Now I’m a mother and I love my kids differently. It’s animal maternal instinct. Like animals protect their young I am ready to sacrifice my life for them. My life, my dreams, everything.
But that love hurts. Not because of sacrifices but because I feel responsible for them, try to protect them. And I can’t. We are all fragile. And it scares me. Because seeing them hurt feels worse than being hurt myself.
Is that love?
I don’t really like interacting with humans. But I can’t bear seeing them hurt. I can’t watch violence, I can’t read about violence.
I want to protect them and comfort them somehow, without interacting with them.

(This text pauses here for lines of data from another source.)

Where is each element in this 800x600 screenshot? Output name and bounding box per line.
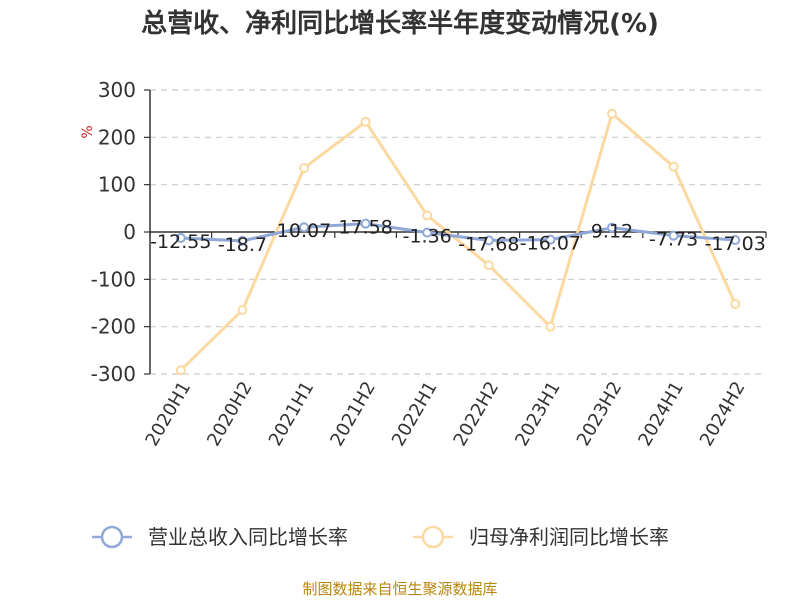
data-point-1[interactable] (422, 210, 433, 221)
data-label: 17.58 (338, 217, 392, 239)
grid (150, 89, 766, 375)
data-label: -18.7 (218, 234, 267, 256)
x-tick-label: 2020H2 (203, 378, 257, 450)
y-axis-ticks: -300 -200 -100 0 100 200 300 (91, 78, 150, 386)
x-axis-ticks: 2020H1 2020H2 2021H1 2021H2 2022H1 2022H2 2023… (142, 231, 767, 450)
data-point-0[interactable] (360, 218, 371, 229)
data-point-1[interactable] (237, 305, 248, 316)
source-note: 制图数据来自恒生聚源数据库 (302, 580, 497, 598)
x-tick-label: 2022H1 (388, 378, 442, 450)
data-point-0[interactable] (668, 230, 679, 241)
legend-revenue-marker (100, 525, 124, 549)
legend-item-net-profit[interactable]: 归母净利润同比增长率 (413, 525, 669, 549)
x-tick-label: 2023H2 (573, 378, 627, 450)
y-tick-label: -300 (91, 362, 136, 386)
legend-net-profit-label: 归母净利润同比增长率 (469, 525, 669, 549)
data-label: -1.36 (403, 226, 452, 248)
data-point-1[interactable] (668, 161, 679, 172)
data-label: -16.07 (520, 233, 581, 255)
data-label: -7.73 (649, 229, 698, 251)
series (175, 108, 741, 376)
data-point-1[interactable] (483, 260, 494, 271)
data-point-0[interactable] (422, 227, 433, 238)
x-tick-label: 2024H2 (696, 378, 750, 450)
data-point-0[interactable] (299, 222, 309, 233)
data-label: -17.68 (458, 233, 519, 255)
chart-title: 总营收、净利同比增长率半年度变动情况(%) (141, 8, 659, 39)
data-point-0[interactable] (175, 232, 186, 243)
x-tick-label: 2024H1 (634, 378, 688, 450)
data-label: 9.12 (591, 221, 633, 243)
y-tick-label: -100 (91, 267, 136, 291)
series-line-0 (180, 222, 736, 243)
data-point-1[interactable] (360, 116, 371, 127)
data-point-0[interactable] (607, 222, 617, 233)
data-point-0[interactable] (237, 235, 248, 246)
data-point-1[interactable] (545, 321, 556, 332)
legend-revenue-label: 营业总收入同比增长率 (148, 525, 348, 549)
data-point-1[interactable] (730, 298, 741, 309)
data-labels: -12.55 -18.7 10.07 17.58 -1.36 -17.68 -16.07 9.… (150, 217, 766, 256)
y-axis-unit: % (80, 125, 96, 138)
data-point-1[interactable] (175, 365, 186, 376)
legend-item-revenue[interactable]: 营业总收入同比增长率 (92, 525, 348, 549)
y-tick-label: -200 (91, 315, 136, 339)
x-tick-label: 2022H2 (450, 378, 504, 450)
y-tick-label: 300 (98, 78, 136, 102)
data-point-0[interactable] (545, 234, 556, 245)
data-label: -12.55 (150, 231, 211, 253)
y-tick-label: 200 (98, 125, 136, 149)
data-label: 10.07 (277, 220, 331, 242)
x-tick-label: 2021H2 (326, 378, 380, 450)
x-tick-label: 2020H1 (142, 378, 196, 450)
y-tick-label: 0 (123, 220, 136, 244)
legend: 营业总收入同比增长率 归母净利润同比增长率 (92, 525, 669, 549)
x-tick-label: 2021H1 (265, 378, 319, 450)
data-label: -17.03 (705, 233, 766, 255)
legend-net-profit-marker (421, 525, 445, 549)
data-point-0[interactable] (483, 235, 494, 246)
data-point-0[interactable] (730, 235, 741, 246)
x-tick-label: 2023H1 (511, 378, 565, 450)
data-point-1[interactable] (607, 108, 617, 119)
data-point-1[interactable] (299, 163, 309, 174)
series-line-1 (179, 112, 737, 372)
y-tick-label: 100 (98, 173, 136, 197)
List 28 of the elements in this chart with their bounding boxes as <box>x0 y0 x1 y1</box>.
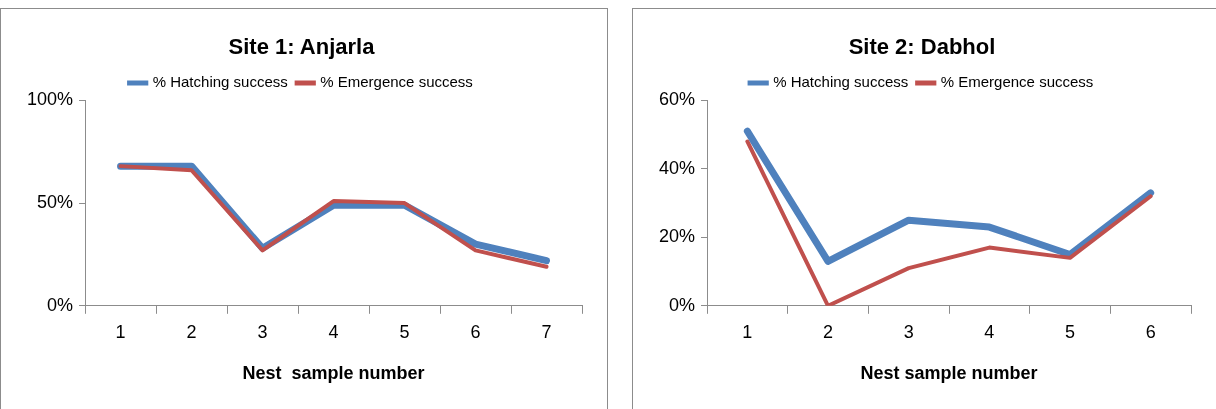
x-axis-title: Nest sample number <box>860 363 1038 384</box>
chart-title: Site 1: Anjarla <box>228 34 376 60</box>
legend-label: % Emergence success <box>320 73 473 91</box>
y-tick-label: 60% <box>659 89 696 110</box>
legend-label: % Hatching success <box>773 73 909 91</box>
x-tick-label: 1 <box>115 321 126 342</box>
y-tick-label: 100% <box>26 89 74 110</box>
legend-label: % Hatching success <box>152 73 288 91</box>
x-tick-label: 3 <box>903 321 914 342</box>
chart-title: Site 2: Dabhol <box>848 34 996 60</box>
x-tick-label: 1 <box>742 321 753 342</box>
y-tick-label: 50% <box>37 192 74 213</box>
x-axis-title: Nest sample number <box>242 363 425 384</box>
x-tick-label: 6 <box>470 321 481 342</box>
y-tick-label: 20% <box>659 226 696 247</box>
x-tick-label: 5 <box>399 321 410 342</box>
y-tick-label: 40% <box>659 157 696 178</box>
x-tick-label: 2 <box>186 321 197 342</box>
y-tick-label: 0% <box>669 294 696 315</box>
y-tick-label: 0% <box>47 294 74 315</box>
x-tick-label: 4 <box>328 321 339 342</box>
legend-label: % Emergence success <box>940 73 1094 91</box>
x-tick-label: 4 <box>984 321 995 342</box>
x-tick-label: 6 <box>1145 321 1156 342</box>
x-tick-label: 2 <box>823 321 834 342</box>
x-tick-label: 5 <box>1065 321 1076 342</box>
x-tick-label: 3 <box>257 321 268 342</box>
x-tick-label: 7 <box>541 321 552 342</box>
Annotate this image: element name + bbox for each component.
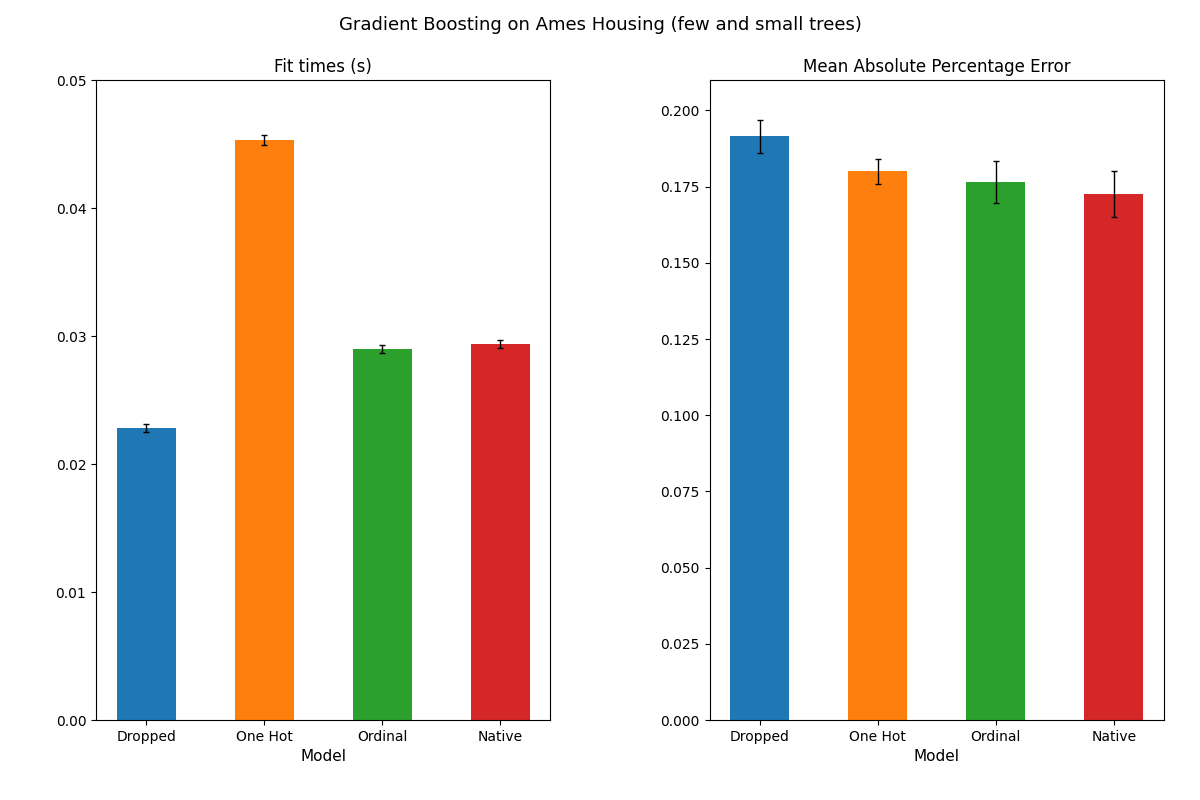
Bar	[470, 344, 530, 720]
Bar	[848, 171, 907, 720]
X-axis label: Model: Model	[913, 750, 960, 764]
X-axis label: Model: Model	[300, 750, 347, 764]
Title: Mean Absolute Percentage Error: Mean Absolute Percentage Error	[803, 58, 1070, 76]
Bar	[730, 136, 790, 720]
Bar	[235, 140, 294, 720]
Title: Fit times (s): Fit times (s)	[275, 58, 372, 76]
Bar	[1085, 194, 1144, 720]
Bar	[353, 349, 412, 720]
Text: Gradient Boosting on Ames Housing (few and small trees): Gradient Boosting on Ames Housing (few a…	[338, 16, 862, 34]
Bar	[966, 182, 1025, 720]
Bar	[116, 428, 175, 720]
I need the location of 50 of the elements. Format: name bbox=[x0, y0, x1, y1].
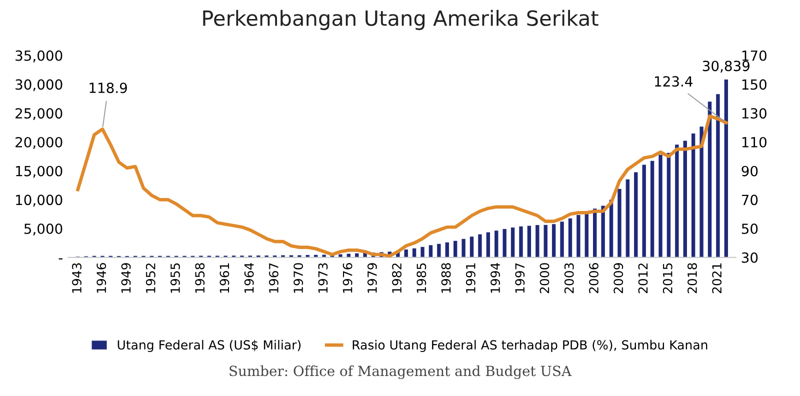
x-tick-label: 2009 bbox=[614, 263, 624, 294]
x-tick-label: 1982 bbox=[392, 264, 402, 293]
y-tick-label: 15,000 bbox=[16, 166, 62, 178]
y-tick-label: - bbox=[58, 258, 62, 260]
x-tick-label: 1970 bbox=[294, 263, 304, 293]
x-tick-label: 1976 bbox=[342, 263, 352, 293]
x-tick-label: 2003 bbox=[564, 263, 574, 294]
x-tick-label: 2000 bbox=[540, 263, 550, 294]
chart-title: Perkembangan Utang Amerika Serikat bbox=[203, 10, 598, 30]
y2-tick-label: 50 bbox=[742, 224, 758, 234]
x-tick-label: 1952 bbox=[146, 264, 156, 293]
x-tick-label: 2015 bbox=[662, 263, 672, 294]
data-label: 30,839 bbox=[702, 60, 750, 73]
x-tick-label: 1961 bbox=[220, 263, 230, 293]
y2-tick-label: 110 bbox=[742, 136, 766, 148]
y-tick-label: 20,000 bbox=[16, 136, 62, 149]
y-tick-label: 10,000 bbox=[16, 194, 62, 207]
x-tick-label: 1994 bbox=[490, 262, 500, 293]
x-tick-label: 1949 bbox=[121, 263, 131, 293]
y-tick-label: 5,000 bbox=[24, 224, 62, 236]
legend-label: Rasio Utang Federal AS terhadap PDB (%), Sumbu Kanan bbox=[352, 340, 708, 352]
y2-tick-label: 170 bbox=[742, 50, 766, 61]
data-label: 123.4 bbox=[655, 76, 692, 87]
x-tick-label: 2018 bbox=[688, 263, 697, 294]
y-tick-label: 35,000 bbox=[16, 50, 62, 62]
x-tick-label: 1958 bbox=[195, 263, 205, 293]
y2-tick-label: 130 bbox=[742, 108, 766, 119]
x-tick-label: 2012 bbox=[638, 264, 648, 294]
x-tick-label: 1964 bbox=[244, 262, 254, 293]
x-tick-label: 1988 bbox=[441, 263, 451, 293]
x-tick-label: 2021 bbox=[712, 263, 722, 294]
y-tick-label: 30,000 bbox=[16, 79, 62, 92]
legend-label: Utang Federal AS (US$ Miliar) bbox=[118, 340, 301, 352]
y-tick-label: 25,000 bbox=[16, 108, 62, 120]
x-tick-label: 1967 bbox=[268, 263, 278, 293]
x-tick-label: 1979 bbox=[367, 263, 377, 293]
data-label: 118.9 bbox=[90, 82, 127, 94]
x-tick-label: 1973 bbox=[318, 263, 328, 293]
x-tick-label: 1985 bbox=[416, 263, 426, 293]
x-tick-label: 1946 bbox=[96, 263, 106, 293]
y2-tick-label: 90 bbox=[742, 166, 758, 176]
x-tick-label: 1991 bbox=[466, 263, 476, 293]
x-tick-label: 1997 bbox=[515, 263, 525, 293]
x-tick-label: 2006 bbox=[589, 263, 598, 294]
x-tick-label: 1943 bbox=[72, 263, 82, 293]
y2-tick-label: 30 bbox=[742, 252, 758, 263]
y2-tick-label: 150 bbox=[742, 79, 766, 90]
x-tick-label: 1955 bbox=[170, 263, 180, 293]
text: Sumber: Office of Management and Budget USA bbox=[230, 365, 572, 380]
y2-tick-label: 70 bbox=[742, 194, 758, 206]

Because I am not good at comforting them. I am not good at using words. And people need words. But their feelings upset me. Their pain, their fear, their hate and their love.
Sometimes I think of all of them at the same time. Some are scared right now. Some are happy. Some are abused. Some are dying. Some are being born. Greeted with joy or greeted with hate.
And thee are animals too. And plants.
And they all are beautiful and worthy.
So many things are happening in each moment. So many are intertwined. So many things are linked to the past and future.
It’s painful to think (feel) about it.
I feel kind of vastness inside. Not emptiness. It’s more like a whole universe.
It’s kind of sad and beautiful at the same time. It overwhelms me and feels me with some sort of sad happiness and I cry.
Sad beauty. Like music sometimes. Or something I’ve seen.
It carves into my soul and makes me cry, half happy and half sad.
I sometimes think it’s love but it might be something completely different.
Because love should make me just happy, right?